Israël et l’Occident ont-ils perdu leur boussole morale?

Israël et l’Occident ont-ils perdu leur boussole morale?
  • Désormais, c'est Israël qui semble avoir endossé le rôle sinistre de bourreau en chef sur la scène internationale, et l'État hébreu ne s'est pas fait prier pour assumer cette fonction avec un zèle particulier
  • Israël et l'Occident s’arc-boutent sur un prétendu argument moral, si tant est qu'on puisse le qualifier ainsi. Ils se drapent dans la vertu, se présentant comme les champions du bien luttant contre les forces du mal

La disparition d’Hassan Nasrallah à Beyrouth il y a quelques jours a déjà fait couler beaucoup d’encre, et je ne souhaite pas prolonger votre lassitude en ajoutant mon grain de sel à ce flot incessant de commentaires.

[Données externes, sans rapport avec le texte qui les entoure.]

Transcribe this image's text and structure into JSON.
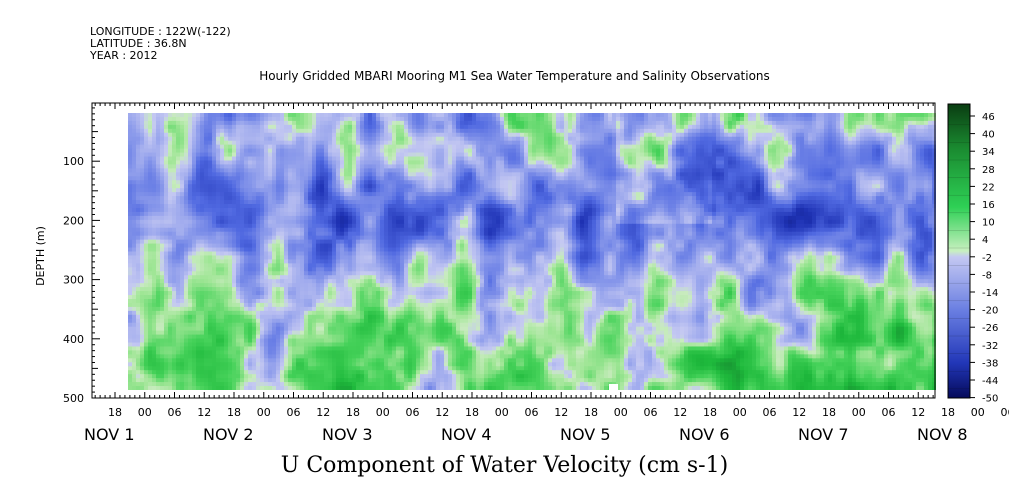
{
  "header": {
    "longitude": "LONGITUDE : 122W(-122)",
    "latitude": "LATITUDE : 36.8N",
    "year": "YEAR : 2012"
  },
  "chart_data": {
    "type": "heatmap",
    "title": "Hourly Gridded MBARI Mooring M1 Sea Water Temperature and Salinity Observations",
    "xlabel": "U Component of Water Velocity (cm s-1)",
    "ylabel": "DEPTH (m)",
    "ylim": [
      500,
      0
    ],
    "yticks": [
      100,
      200,
      300,
      400,
      500
    ],
    "x_hour_ticks": [
      "18",
      "00",
      "06",
      "12",
      "18",
      "00",
      "06",
      "12",
      "18",
      "00",
      "06",
      "12",
      "18",
      "00",
      "06",
      "12",
      "18",
      "00",
      "06",
      "12",
      "18",
      "00",
      "06",
      "12",
      "18",
      "00",
      "06",
      "12",
      "18",
      "00",
      "06",
      "12"
    ],
    "x_day_labels": [
      "NOV  1",
      "NOV  2",
      "NOV  3",
      "NOV  4",
      "NOV  5",
      "NOV  6",
      "NOV  7",
      "NOV  8"
    ],
    "colorbar": {
      "min": -50,
      "max": 50,
      "step": 3,
      "labels": [
        "46",
        "40",
        "34",
        "28",
        "22",
        "16",
        "10",
        "4",
        "-2",
        "-8",
        "-14",
        "-20",
        "-26",
        "-32",
        "-38",
        "-44",
        "-50"
      ]
    },
    "colors": {
      "strong_negative": "#0a1a7a",
      "negative": "#5a78e0",
      "weak_negative": "#a9b4ee",
      "weak_positive": "#a6e6a0",
      "positive": "#2ed055",
      "strong_positive": "#0a3d12"
    },
    "pattern_notes": "Predominantly weakly negative (-8 to -2) blue-lavender field with darker blue (-20) patches at 150-250 m; green positive bands near surface and in lower depths (250-490 m), strongest after Nov 6."
  }
}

Après tout, il est fort probable que vous ayez déjà forgé votre propre opinion sur le leader du Hezbollah. Était-il un vaillant combattant de la résistance, ayant réussi à tenir en échec la redoutable machine militaire israélienne en 2006? Ou n’était-il qu’un simple pantin aux mains de l’Iran, responsable de la mort de centaines d’innocents? Peut-être était-il les deux à la fois, aussi paradoxal que cela puisse paraître.

Laissons cela de côté. Ce qui me taraude véritablement, c’est la question éthique — ou plutôt son absence — qui entoure les décisions de ceux qui commanditent ces actes que l'on ne peut décemment qualifier autrement que d'assassinats extrajudiciaires.

L’exemple le plus frappant qui nous vient à l'esprit est sans doute l'élimination d'Oussama ben Laden, le chef tristement célèbre d'Al-Qaïda. Le 2 mai 2011, les forces d'élite américaines l'ont traqué jusque dans son repaire au nord du Pakistan, l'abattant sans sommation avant d'immerger sa dépouille en mer, dans un secret quasi-total. 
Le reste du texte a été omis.